IANAL, but I'm pretty sure that in this kind of situation, unless said investors have a seat on the board of directors -- and none at Theranos did -- they're almost certainly not in trouble with the SEC.
Theranos is a private company so the SEC rules around MNPI are not relevant here. However, if (IF) any of the earlier investors told later investors things about Theranos that they had reason to doubt in an effort to up the valuation of the next round, then I suppose that might be lawsuit fodder.
Out of interest, does any one know what liabilities such investors might have? If the outside investors had knowledge of the problems we are now seeing and sold off without disclosing the issues, are they somewhat accountable?
That almost entirely binds to what responsibility they had in regards to the company. If they weren't legally insiders, then even if they had more knowledge than the broader public does (which in this case may be irrelevant depending on a few things), they won't be carrying liability.

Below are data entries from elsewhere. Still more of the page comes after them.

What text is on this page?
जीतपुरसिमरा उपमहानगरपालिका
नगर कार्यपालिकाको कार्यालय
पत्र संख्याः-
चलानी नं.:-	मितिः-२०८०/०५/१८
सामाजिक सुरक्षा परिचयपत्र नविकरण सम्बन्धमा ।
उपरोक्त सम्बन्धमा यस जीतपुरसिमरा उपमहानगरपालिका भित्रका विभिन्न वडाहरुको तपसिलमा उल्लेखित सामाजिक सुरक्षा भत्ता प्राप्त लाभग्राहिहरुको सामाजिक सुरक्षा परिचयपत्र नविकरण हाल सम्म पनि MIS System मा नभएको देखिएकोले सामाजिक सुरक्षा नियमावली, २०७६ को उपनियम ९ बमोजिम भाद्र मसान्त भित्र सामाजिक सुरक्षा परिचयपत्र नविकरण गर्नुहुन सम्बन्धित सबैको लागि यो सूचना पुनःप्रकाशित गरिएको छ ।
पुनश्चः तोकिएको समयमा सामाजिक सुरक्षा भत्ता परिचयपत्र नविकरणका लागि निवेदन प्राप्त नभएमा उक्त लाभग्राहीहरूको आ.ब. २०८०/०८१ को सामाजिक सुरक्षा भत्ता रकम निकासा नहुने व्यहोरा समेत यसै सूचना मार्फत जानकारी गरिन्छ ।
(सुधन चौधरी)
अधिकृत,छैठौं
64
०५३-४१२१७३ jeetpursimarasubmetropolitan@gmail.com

To be clear, selling doesn't make them liable for fraud committed by Theranos, if they had no role in managing the company. Even if a lawsuit were brought, you're going to have one helluva hurdle in getting any liability to stick to said investor/s without proving direct involvement.
Doing anything about insider trading in a private corporation, has historically been a challenging area for the SEC. They have often previously been more hands off, but they've gotten more aggressive about it lately:
"On December 12, 2011, the SEC announced an enforcement proceeding that serves as a useful reminder that the federal laws against insider trading and misrepresentation apply as forcefully to private companies purchasing stock from employees and other shareholders as they do in the public company setting."